In this approach, we used 3 variables:

  • white_limit is the lower limit for defining the white color. All pixels with a value in the range (230; 256) will be considered white.
  • black_limit is the upper limit for defining the black color. All pixels with a value in the range (0; 35) will be considered black.
  • percent_limit is the minimum percentage of white/black pixels in the area at which the area will be considered as background with text.

In addition, the comparison takes place in each color channel independently, which is a general enough condition that allows you to correctly handle rare exceptions.

y0 = np.max(ys[areas_h == -1])
if y0 > cut_threshold * img.shape[0]:
    y0 = 0
y1 = np.min(ys[areas_h == 1])
if y1 < (1 - cut_threshold) * img.shape[0]:
    y1 = img.shape[0]

The following few lines of code select the lowest line among the upper limits and the top line among the lower limits. We also added a condition for the size of the chosen area. If the resulting vertical line cuts off more than 60% of the image height, we consider it an error and return the top or bottom border of the original image. This parameter is chosen based on the assumption of the area occupied by the meme image.

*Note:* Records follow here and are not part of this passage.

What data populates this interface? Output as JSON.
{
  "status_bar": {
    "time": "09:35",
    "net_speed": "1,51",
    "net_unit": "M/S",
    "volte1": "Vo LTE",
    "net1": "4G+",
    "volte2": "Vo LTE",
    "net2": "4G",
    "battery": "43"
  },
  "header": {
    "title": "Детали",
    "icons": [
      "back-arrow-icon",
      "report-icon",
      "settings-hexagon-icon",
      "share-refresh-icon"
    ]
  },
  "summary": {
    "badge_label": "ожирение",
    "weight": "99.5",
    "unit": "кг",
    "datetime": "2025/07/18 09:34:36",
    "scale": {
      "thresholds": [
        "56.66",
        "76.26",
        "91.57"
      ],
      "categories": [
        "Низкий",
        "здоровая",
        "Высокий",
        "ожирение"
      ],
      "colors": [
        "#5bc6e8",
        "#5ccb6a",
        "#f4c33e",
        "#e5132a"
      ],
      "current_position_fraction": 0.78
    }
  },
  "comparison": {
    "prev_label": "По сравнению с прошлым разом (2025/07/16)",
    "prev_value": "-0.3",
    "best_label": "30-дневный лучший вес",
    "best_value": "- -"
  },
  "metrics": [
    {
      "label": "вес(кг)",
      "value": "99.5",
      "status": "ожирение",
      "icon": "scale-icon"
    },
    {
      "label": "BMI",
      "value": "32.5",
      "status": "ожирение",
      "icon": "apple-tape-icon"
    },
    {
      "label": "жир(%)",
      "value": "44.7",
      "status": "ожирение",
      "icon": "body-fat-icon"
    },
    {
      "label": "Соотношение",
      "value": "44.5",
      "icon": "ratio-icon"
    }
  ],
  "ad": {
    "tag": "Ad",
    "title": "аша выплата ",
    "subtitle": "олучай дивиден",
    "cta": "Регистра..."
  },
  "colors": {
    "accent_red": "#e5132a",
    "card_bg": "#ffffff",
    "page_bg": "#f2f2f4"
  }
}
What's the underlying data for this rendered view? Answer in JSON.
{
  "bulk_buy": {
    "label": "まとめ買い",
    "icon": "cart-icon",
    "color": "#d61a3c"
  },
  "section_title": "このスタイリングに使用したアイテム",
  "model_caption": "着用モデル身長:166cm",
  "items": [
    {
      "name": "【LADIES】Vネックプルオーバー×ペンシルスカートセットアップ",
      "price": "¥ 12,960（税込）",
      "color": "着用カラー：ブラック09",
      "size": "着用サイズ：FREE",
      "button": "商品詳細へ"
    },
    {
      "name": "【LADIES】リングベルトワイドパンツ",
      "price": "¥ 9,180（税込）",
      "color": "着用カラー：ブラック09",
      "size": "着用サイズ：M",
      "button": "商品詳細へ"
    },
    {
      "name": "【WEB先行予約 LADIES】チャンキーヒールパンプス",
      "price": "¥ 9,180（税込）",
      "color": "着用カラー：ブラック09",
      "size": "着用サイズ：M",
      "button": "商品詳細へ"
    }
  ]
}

The final algorithm, which you can find in the Functions section here, also includes finding and adjusting vertical borders, allowing you to remove frames on the sides of the image.

What’s next?

To improve results, you need to learn how to measure quality, and for that, you need markup. If you want to create a training dataset, our algorithm will make your manual markup easier, allowing you to collect the required number of examples faster. To generalize our approach for more cases, you can replace the background color check in the algorithm with a monochrome review. This will allow the method to be used regardless of the background color.